The Middletown Press (Middletown, CT)
Lackluster ‘Gold’ centers on showboat-y performance
The experience of gold is hard to put into words, according to a character in a new film by that name: “The taste of it on your tongue, the feel of it on your fingers — it’s like a drug. It’s electric,” says Mike Acosta (Edgar Ramirez), a geologist who, with his prospecting partner Kenny Wells (Matthew McConaughey), has just announced the discovery of a mother lode of the precious metal in a remote Indonesian jungle.
The experience of “Gold” — the movie — is not quite so ineffable. Loosely based on the real-life exploits of David Walsh, a Calgary businessman who claimed, in the 1990s, to have found a gold mine potentially worth several billion dollars, the film is decidedly unelectric. Despite its apparent aspirations to be something more than a financial story with a twist — an admittedly good one — “Gold” feels, for much of its two hours, less like a great buzz than an overlong profile in Business Insider.
The man at the center of this portrait is Kenny, played by a scenery-chomping McConaughey, with a chrome dome and a frequently flashed beer belly that seem less organic to the character than like window dressing calculated to showcase the actor’s willingness to tone down his good looks, as he did in his Oscar-winning turn as an AIDS patient in “Dallas Buyers Club.” But a performance — even one as showboat-y as this — does not a movie make.
The plot of “Gold” drags inexcusably, irredeemably even, up to and beyond the point at which the story pivots. (Viewers are strongly cautioned against googling Walsh’s story if they aren’t already familiar with it. The twist to this tale of pluck and determination lends the film its only genuine interest, even if it feels like it comes too late and delivers too little.)
Transplanting the setting of Kenny’s company from Canada to Reno, the movie strains to render a satire of the American spirit, overlaid with notes of tragedy. Kenny’s hubris — he persists in his belief that the next big find is out there, even after his family prospecting firm is about to go under, and he’s running the business from a bar — is a prominent theme of the film, which was directed by Academy Award-winning “Traffic” screenwriter Stephen Gaghan, from a screenplay by “Friday Night Lights” writers Patrick Massett and John Zinman.
Unfortunately, “Gold” never rises above a character study, albeit one centered on a Technicolor personality. One scene, featured in the trailer, shows Kenny entering a cage to stroke a pet tiger, simply to curry favor with an Indonesian mining official. It’s a mildly entertaining moment, but feels like it was dreamed up to make the story more interesting.

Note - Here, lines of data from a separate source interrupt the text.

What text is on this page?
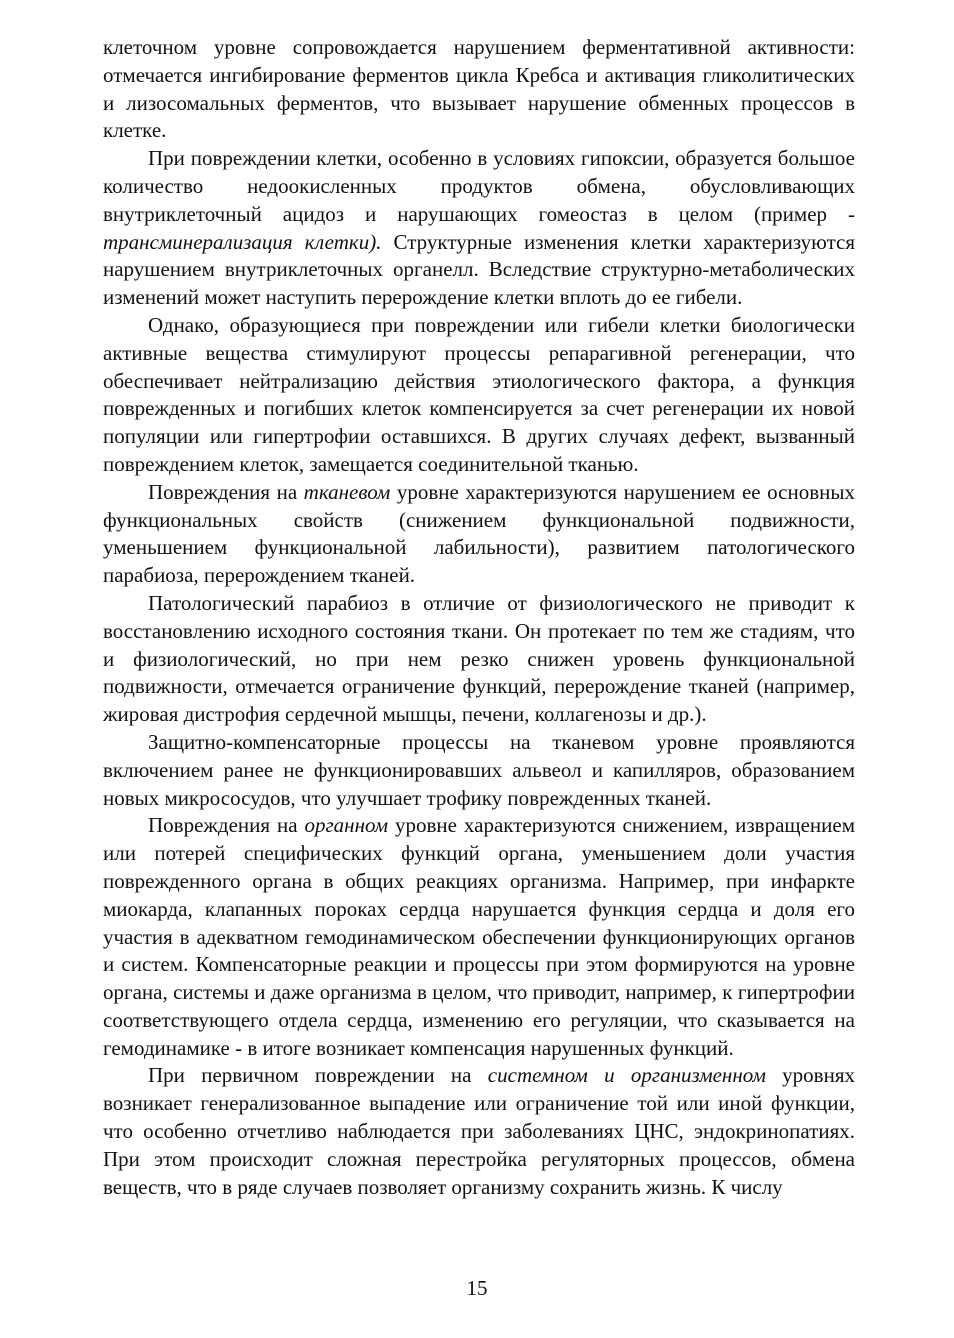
клеточном уровне сопровождается нарушением ферментативной активности: отмечается ингибирование ферментов цикла Кребса и активация гликолитических и лизосомальных ферментов, что вызывает нарушение обменных процессов в клетке.

При повреждении клетки, особенно в условиях гипоксии, образуется большое количество недоокисленных продуктов обмена, обусловливающих внутриклеточный ацидоз и нарушающих гомеостаз в целом (пример - трансминерализация клетки). Структурные изменения клетки характеризуются нарушением внутриклеточных органелл. Вследствие структурно-метаболических изменений может наступить перерождение клетки вплоть до ее гибели.

Однако, образующиеся при повреждении или гибели клетки биологически активные вещества стимулируют процессы репарагивной регенерации, что обеспечивает нейтрализацию действия этиологического фактора, а функция поврежденных и погибших клеток компенсируется за счет регенерации их новой популяции или гипертрофии оставшихся. В других случаях дефект, вызванный повреждением клеток, замещается соединительной тканью.

Повреждения на тканевом уровне характеризуются нарушением ее основных функциональных свойств (снижением функциональной подвижности, уменьшением функциональной лабильности), развитием патологического парабиоза, перерождением тканей.

Патологический парабиоз в отличие от физиологического не приводит к восстановлению исходного состояния ткани. Он протекает по тем же стадиям, что и физиологический, но при нем резко снижен уровень функциональной подвижности, отмечается ограничение функций, перерождение тканей (например, жировая дистрофия сердечной мышцы, печени, коллагенозы и др.).

Защитно-компенсаторные процессы на тканевом уровне проявляются включением ранее не функционировавших альвеол и капилляров, образованием новых микрососудов, что улучшает трофику поврежденных тканей.

Повреждения на органном уровне характеризуются снижением, извращением или потерей специфических функций органа, уменьшением доли участия поврежденного органа в общих реакциях организма. Например, при инфаркте миокарда, клапанных пороках сердца нарушается функция сердца и доля его участия в адекватном гемодинамическом обеспечении функционирующих органов и систем. Компенсаторные реакции и процессы при этом формируются на уровне органа, системы и даже организма в целом, что приводит, например, к гипертрофии соответствующего отдела сердца, изменению его регуляции, что сказывается на гемодинамике - в итоге возникает компенсация нарушенных функций.

При первичном повреждении на системном и организменном уровнях возникает генерализованное выпадение или ограничение той или иной функции, что особенно отчетливо наблюдается при заболеваниях ЦНС, эндокринопатиях. При этом происходит сложная перестройка регуляторных процессов, обмена веществ, что в ряде случаев позволяет организму сохранить жизнь. К числу

15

That’s odd. The source material is rich enough, but Massett and Zinman’s script renders it in a manner that all too often jerks us out of the moment. McConaughey narrates the action as Kenny, with several scenes interrupted by flash-forwards to an interview with an unidentified individual (Timothy Simons of “Veep.”). Once his identity and purpose is revealed late in the film, his presence makes sense, but these scenes add neither context nor suspense, and disrupt the film’s momentum at the most inopportune times, robbing the narrative of power.
The most ironic thing about “Gold” is this: For all its efforts, the movie seems to know it’s sitting on a gold mine of a backstory, but it just can’t figure out how to get the stuff out of the ground.